Heureusement que j’ai ponctué du geste : le pouce en clairon devant la bouche, tout le monde pige, du Groenland à la Terre de Feu.
Flatté, il acquiesce. Alors je l’entraîne au bar. Il boit un cocktail de jus de fruits, moi une tisane de grain d’orge sur un gros glaçon.
On ne peut pas se causer, on ne parle aucune langue en commun. Ça aussi, va falloir y mettre fin, à ce cloisonnement par les langages. Coûte que coûte. Ensuite ça ira peut-être un tantinet soit mieux.

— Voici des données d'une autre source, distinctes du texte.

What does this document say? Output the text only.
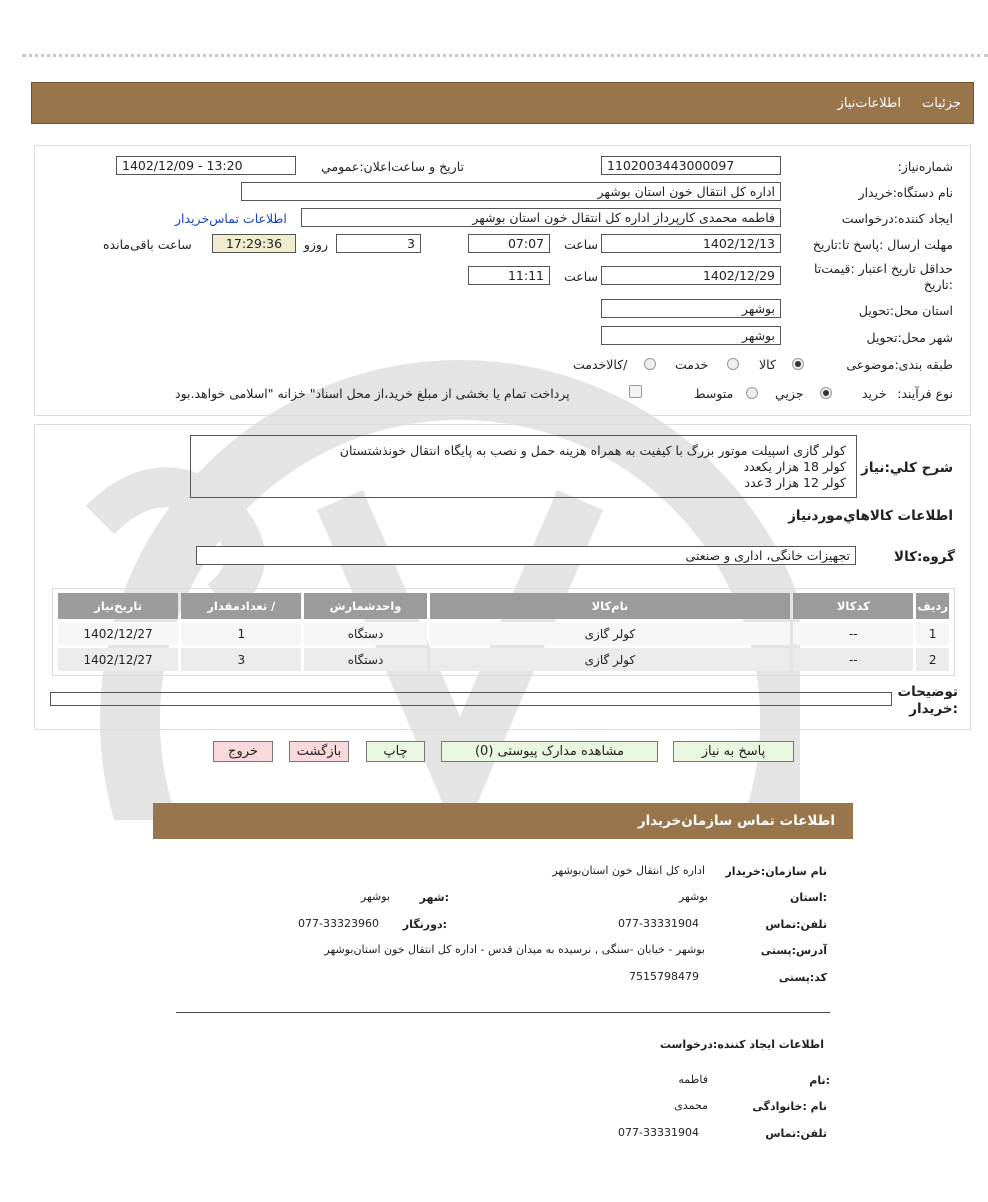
جزئیات
اطلاعات‌نیاز
شماره‌نیاز:
1102003443000097
تاریخ و ساعت‌اعلان‌:عمومي
1402/12/09 - 13:20
نام دستگاه‌:خریدار
اداره کل انتقال خون استان بوشهر
ایجاد کننده‌:درخواست
فاطمه محمدی کارپرداز اداره کل انتقال خون استان بوشهر
اطلاعات تماس‌خریدار
مهلت ارسال :پاسخ تا‌:تاریخ
1402/12/13
ساعت
07:07
3
روزو
17:29:36
ساعت باقی‌مانده
حداقل تاریخ اعتبار :قیمت‌تا
:تاریخ
1402/12/29
ساعت
11:11
استان محل‌:تحویل
بوشهر
شهر محل‌:تحویل
بوشهر
طبقه بندی‌:موضوعی
کالا
خدمت
/کالاخدمت
نوع فرآیند:
خرید
جزیي
متوسط
پرداخت تمام یا بخشی از مبلغ خرید،از محل اسناد" خزانه "اسلامی خواهد.بود
شرح کلي:نیاز
کولر گازی اسپیلت موتور بزرگ با کیفیت به همراه هزینه حمل و نصب به پایگاه انتقال خونذشتستان
کولر 18 هزار یکعدد
کولر 12 هزار 3عدد
اطلاعات کالاهاي‌موردنیاز
گروه:کالا
تجهیزات خانگی، اداری و صنعتی
ردیف	کدکالا	نام‌کالا	واحدشمارش	/ تعدادمقدار	تاریخ‌نیاز
1	--	کولر گازی	دستگاه	1	1402/12/27
2	--	کولر گازی	دستگاه	3	1402/12/27
توضیحات
:خریدار
پاسخ به نیاز
مشاهده مدارک پیوستی (0)
چاپ
بازگشت
خروج
اطلاعات تماس سازمان‌خریدار
نام سازمان:خریدار
اداره کل انتقال خون استان‌بوشهر
:استان
بوشهر
:شهر
بوشهر
تلفن:تماس
077-33331904
:دورنگار
077-33323960
آدرس:پستی
بوشهر - خیابان -سنگی , نرسیده به میدان قدس - اداره کل انتقال خون استان‌بوشهر
کد:پستی
7515798479
اطلاعات ایجاد کننده‌:درخواست
:نام
فاطمه
نام :خانوادگی
محمدی
تلفن:تماس
077-33331904
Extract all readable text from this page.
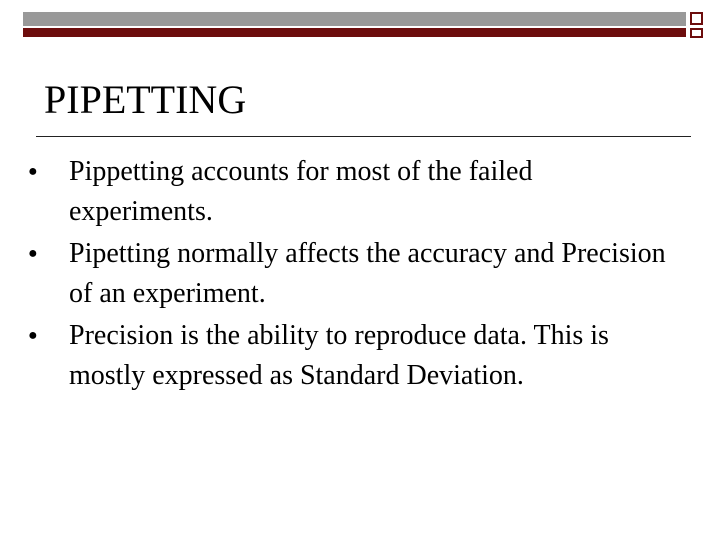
PIPETTING
● Pippetting accounts for most of the failed experiments.
● Pipetting normally affects the accuracy and Precision of an experiment.
● Precision is the ability to reproduce data. This is mostly expressed as Standard Deviation.
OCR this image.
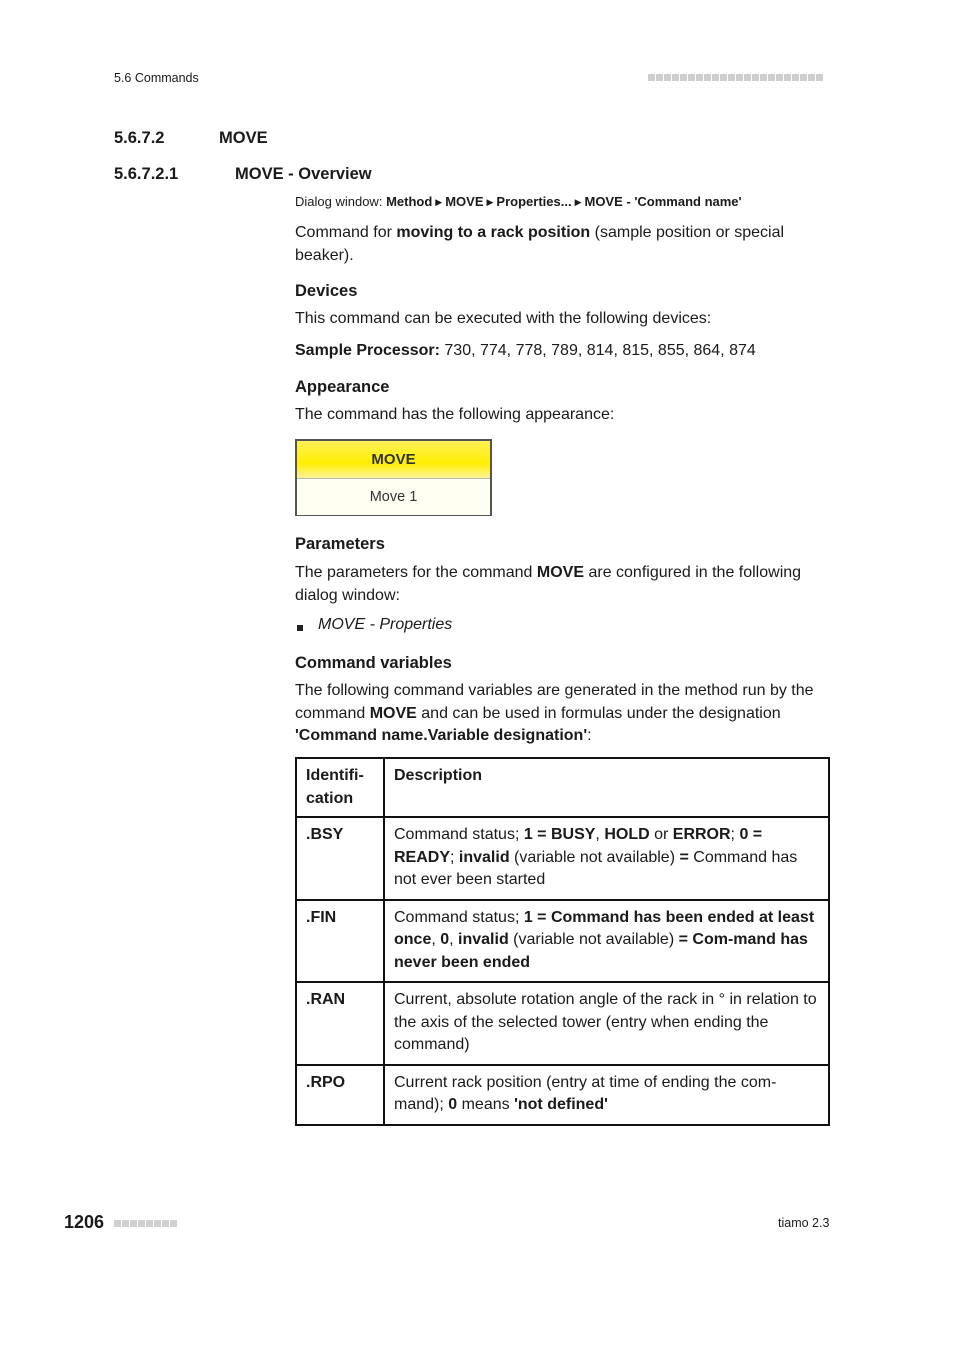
5.6 Commands
5.6.7.2	MOVE
5.6.7.2.1	MOVE - Overview
Dialog window: Method ▶ MOVE ▶ Properties... ▶ MOVE - 'Command name'
Command for moving to a rack position (sample position or special beaker).
Devices
This command can be executed with the following devices:
Sample Processor: 730, 774, 778, 789, 814, 815, 855, 864, 874
Appearance
The command has the following appearance:
MOVE
Move 1
Parameters
The parameters for the command MOVE are configured in the following dialog window:
MOVE - Properties
Command variables
The following command variables are generated in the method run by the command MOVE and can be used in formulas under the designation 'Command name.Variable designation':
Identifi-cation	Description
.BSY	Command status; 1 = BUSY, HOLD or ERROR; 0 = READY; invalid (variable not available) = Command has not ever been started
.FIN	Command status; 1 = Command has been ended at least once, 0, invalid (variable not available) = Com-mand has never been ended
.RAN	Current, absolute rotation angle of the rack in ° in relation to the axis of the selected tower (entry when ending the command)
.RPO	Current rack position (entry at time of ending the com-mand); 0 means 'not defined'
1206	tiamo 2.3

C’est l’heure creuse. A part un gros vieux Ricain à cheveux blancs qui s’évente malgré l’air conditionné avec son chapeau de paille, devant un verre vide, il n’y a que le barman. Wat Chié lui fait signe et baragouine. Le loufiat se tourne vers moi :
— Il dit que, selon lui, l’homme que vous recherchez avait rendez-vous à l’aéroport.
Tiens, il s’intéresse encore à notre problème, l’inspecteur-chef ? J’avais pourtant le sentiment que ça lui passait au-dessus de la coiffe.